Caracas.— Las autoridades provisionales de Venezuela decretaron siete días de luto nacional tras la operación militar de Estados Unidos realizada el pasado fin de semana, que culminó con la detención del presidente Nicolás Maduro y dejó al menos 24 integrantes de los cuerpos de seguridad fallecidos en la capital del país.

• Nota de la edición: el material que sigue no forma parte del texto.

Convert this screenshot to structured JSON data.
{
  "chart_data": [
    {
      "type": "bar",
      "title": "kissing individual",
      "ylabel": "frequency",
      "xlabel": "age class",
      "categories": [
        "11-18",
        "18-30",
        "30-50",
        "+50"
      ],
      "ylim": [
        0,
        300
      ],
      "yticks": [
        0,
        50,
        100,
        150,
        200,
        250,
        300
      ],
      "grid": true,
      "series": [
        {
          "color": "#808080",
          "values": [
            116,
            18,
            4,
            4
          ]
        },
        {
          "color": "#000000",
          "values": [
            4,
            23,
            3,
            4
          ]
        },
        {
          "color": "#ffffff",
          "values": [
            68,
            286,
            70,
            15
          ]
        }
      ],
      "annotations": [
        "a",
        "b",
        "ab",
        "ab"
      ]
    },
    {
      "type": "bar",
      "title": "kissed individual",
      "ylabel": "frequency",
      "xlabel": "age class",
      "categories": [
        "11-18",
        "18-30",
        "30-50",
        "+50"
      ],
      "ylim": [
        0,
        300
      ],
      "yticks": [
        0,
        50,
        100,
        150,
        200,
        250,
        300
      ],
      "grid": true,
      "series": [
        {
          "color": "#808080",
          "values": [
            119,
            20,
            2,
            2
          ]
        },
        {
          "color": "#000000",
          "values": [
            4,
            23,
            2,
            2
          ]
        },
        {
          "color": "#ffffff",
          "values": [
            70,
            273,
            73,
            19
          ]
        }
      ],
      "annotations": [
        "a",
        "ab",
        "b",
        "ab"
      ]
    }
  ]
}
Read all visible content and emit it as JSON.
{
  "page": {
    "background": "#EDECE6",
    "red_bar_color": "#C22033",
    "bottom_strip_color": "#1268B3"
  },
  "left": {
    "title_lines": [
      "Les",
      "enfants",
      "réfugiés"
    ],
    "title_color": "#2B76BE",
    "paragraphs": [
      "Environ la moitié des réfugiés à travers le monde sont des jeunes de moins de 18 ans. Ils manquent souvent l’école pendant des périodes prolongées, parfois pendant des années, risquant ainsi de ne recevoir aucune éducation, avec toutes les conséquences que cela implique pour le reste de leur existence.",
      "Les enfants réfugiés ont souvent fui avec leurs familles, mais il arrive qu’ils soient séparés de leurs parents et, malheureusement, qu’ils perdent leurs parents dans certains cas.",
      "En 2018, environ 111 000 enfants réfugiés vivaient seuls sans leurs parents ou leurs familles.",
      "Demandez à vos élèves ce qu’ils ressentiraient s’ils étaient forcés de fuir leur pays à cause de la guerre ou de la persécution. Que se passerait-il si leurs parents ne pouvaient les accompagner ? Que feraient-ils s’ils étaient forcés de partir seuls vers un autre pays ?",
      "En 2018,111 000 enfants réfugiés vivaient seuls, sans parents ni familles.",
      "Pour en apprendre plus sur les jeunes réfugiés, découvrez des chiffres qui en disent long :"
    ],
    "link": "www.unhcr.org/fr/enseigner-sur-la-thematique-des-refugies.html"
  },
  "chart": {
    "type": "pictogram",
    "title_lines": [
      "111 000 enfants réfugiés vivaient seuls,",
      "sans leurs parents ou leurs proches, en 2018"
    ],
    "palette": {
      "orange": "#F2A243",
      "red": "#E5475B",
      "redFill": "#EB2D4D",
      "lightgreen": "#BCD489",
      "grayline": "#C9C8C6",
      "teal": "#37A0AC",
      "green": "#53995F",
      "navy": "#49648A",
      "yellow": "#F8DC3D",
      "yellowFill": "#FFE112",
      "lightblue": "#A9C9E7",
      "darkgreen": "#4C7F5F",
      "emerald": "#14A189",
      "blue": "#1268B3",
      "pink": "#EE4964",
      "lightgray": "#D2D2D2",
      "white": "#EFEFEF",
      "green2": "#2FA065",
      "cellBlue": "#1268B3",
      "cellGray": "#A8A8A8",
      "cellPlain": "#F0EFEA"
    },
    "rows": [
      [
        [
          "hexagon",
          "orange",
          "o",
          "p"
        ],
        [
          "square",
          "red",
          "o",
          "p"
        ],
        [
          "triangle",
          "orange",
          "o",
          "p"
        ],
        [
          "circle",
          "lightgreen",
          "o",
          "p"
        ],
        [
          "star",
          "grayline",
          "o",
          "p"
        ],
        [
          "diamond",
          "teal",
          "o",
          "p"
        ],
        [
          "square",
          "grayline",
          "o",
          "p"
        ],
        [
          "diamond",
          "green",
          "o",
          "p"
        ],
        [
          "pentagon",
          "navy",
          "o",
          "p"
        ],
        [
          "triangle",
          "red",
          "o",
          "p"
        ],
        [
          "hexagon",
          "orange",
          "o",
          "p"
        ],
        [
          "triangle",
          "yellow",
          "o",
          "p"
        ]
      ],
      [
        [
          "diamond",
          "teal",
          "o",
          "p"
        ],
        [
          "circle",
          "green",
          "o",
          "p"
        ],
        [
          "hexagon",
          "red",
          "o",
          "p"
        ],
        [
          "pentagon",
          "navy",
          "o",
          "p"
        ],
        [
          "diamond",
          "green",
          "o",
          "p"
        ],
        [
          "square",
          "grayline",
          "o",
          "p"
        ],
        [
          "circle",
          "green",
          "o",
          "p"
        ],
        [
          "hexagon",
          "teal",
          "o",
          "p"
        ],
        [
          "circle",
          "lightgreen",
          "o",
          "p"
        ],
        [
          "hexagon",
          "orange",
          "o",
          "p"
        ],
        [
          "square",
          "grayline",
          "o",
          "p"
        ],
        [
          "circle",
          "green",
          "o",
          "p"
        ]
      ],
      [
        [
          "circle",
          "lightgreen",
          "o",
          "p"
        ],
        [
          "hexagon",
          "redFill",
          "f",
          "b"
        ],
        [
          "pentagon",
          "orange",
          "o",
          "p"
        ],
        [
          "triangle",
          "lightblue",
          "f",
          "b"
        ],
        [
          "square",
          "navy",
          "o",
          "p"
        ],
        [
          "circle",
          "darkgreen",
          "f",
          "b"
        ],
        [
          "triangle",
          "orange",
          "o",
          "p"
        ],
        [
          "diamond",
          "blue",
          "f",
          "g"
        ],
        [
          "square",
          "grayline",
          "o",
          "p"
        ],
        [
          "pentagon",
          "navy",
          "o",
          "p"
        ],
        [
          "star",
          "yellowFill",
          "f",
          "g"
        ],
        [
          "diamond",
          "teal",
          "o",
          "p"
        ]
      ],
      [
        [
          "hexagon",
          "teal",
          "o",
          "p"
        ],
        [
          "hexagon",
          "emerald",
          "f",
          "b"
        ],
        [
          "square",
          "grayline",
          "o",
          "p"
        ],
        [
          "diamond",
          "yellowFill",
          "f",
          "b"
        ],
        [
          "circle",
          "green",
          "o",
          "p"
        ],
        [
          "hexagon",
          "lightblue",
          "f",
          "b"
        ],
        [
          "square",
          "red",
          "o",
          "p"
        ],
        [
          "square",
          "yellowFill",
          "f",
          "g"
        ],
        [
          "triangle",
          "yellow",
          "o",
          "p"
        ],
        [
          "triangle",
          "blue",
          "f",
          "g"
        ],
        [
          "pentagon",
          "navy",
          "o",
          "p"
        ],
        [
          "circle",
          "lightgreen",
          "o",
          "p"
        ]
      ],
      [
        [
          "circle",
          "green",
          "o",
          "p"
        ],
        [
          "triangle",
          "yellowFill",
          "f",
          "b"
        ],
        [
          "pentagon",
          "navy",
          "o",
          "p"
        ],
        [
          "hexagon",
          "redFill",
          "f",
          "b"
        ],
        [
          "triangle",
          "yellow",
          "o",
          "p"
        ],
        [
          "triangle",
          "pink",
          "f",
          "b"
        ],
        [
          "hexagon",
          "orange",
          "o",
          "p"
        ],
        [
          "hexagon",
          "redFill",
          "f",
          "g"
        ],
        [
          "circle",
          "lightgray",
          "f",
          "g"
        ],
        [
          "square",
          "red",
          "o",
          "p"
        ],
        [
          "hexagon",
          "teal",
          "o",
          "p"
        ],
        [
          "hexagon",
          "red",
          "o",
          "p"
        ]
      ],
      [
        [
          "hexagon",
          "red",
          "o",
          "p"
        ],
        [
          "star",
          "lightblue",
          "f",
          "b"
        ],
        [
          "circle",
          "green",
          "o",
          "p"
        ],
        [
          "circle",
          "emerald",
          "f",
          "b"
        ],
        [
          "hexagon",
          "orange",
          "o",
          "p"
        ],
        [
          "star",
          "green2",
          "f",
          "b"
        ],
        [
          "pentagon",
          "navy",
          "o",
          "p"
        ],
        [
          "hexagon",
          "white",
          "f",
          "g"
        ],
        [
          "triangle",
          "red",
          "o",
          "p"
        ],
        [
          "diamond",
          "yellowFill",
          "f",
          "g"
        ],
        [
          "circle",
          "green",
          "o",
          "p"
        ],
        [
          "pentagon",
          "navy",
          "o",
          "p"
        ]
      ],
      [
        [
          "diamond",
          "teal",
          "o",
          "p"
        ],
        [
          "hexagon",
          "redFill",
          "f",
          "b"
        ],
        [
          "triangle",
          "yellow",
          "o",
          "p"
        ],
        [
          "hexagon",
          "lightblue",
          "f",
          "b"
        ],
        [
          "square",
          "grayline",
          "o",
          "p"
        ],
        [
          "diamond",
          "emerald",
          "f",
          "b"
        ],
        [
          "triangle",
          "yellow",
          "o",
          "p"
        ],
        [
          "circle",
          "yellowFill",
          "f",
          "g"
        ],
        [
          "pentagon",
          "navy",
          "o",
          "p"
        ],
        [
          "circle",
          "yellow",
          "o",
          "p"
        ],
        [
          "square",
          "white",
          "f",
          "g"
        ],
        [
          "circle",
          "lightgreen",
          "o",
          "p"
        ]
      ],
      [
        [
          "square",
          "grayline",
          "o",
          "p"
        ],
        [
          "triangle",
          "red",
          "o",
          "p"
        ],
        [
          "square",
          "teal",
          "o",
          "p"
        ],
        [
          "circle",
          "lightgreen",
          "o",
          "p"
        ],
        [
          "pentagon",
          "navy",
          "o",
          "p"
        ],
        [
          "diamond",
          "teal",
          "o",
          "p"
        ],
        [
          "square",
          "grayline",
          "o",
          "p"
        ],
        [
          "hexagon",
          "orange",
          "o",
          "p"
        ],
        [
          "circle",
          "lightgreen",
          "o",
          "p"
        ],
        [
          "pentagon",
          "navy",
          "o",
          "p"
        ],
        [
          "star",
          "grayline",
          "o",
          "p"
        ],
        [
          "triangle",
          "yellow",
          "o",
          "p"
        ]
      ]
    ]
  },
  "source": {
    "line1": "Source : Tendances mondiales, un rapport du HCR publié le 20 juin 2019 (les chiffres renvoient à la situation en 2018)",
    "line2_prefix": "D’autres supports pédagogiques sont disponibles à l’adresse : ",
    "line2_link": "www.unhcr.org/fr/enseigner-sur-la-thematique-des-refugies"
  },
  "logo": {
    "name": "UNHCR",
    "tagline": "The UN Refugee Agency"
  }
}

La jefa del gobierno interino, Delcy Rodríguez, afirmó en un mensaje público que Venezuela “no está en guerra con nadie” y llamó a la población a mantener la unidad y trabajar por la estabilidad nacional en medio de un escenario de alta tensión política. Mientras tanto, Maduro y su esposa fueron trasladados a Nueva York bajo custodia estadounidense para enfrentar cargos federales por narcotráfico, y el exmandatario ya compareció ante un tribunal.
De manera paralela, el presidente de Estados Unidos, Donald Trump, anunció un acuerdo con las autoridades interinas venezolanas para la entrega de entre 30 y 50 millones de barriles de petróleo, los cuales serán comercializados en el mercado estadounidense. La operación será gestionada por el Departamento de Energía, con ingresos supervisados por Washington.
Estimaciones citadas por analistas internacionales señalan que ese volumen de crudo equivale a entre uno y dos meses de producción petrolera venezolana y podría alcanzar un valor aproximado de 2 mil 800 millones de dólares. El plan contempla el traslado inmediato del petróleo hacia puertos estadounidenses, aunque no se ha definido un calendario específico.
Fuentes estadounidenses indicaron que el nuevo gobierno venezolano deberá reducir o romper vínculos económicos con China, Rusia, Irán y Cuba, limitando la cooperación energética exclusivamente a Estados Unidos. Washington considera que, sin estos ingresos, Venezuela podría enfrentar una severa crisis de liquidez en el corto plazo.
En el ámbito político interno, sectores de la oposición han manifestado su disposición para asumir responsabilidades de gobierno, mientras que en algunas regiones se han reportado hechos de violencia atribuidos a grupos armados leales al antiguo régimen.
El decreto de luto nacional, el cambio de poder y el acuerdo energético con Estados Unidos marcan el inicio de una etapa de incertidumbre política y económica para Venezuela, con posibles repercusiones a nivel regional e internacional.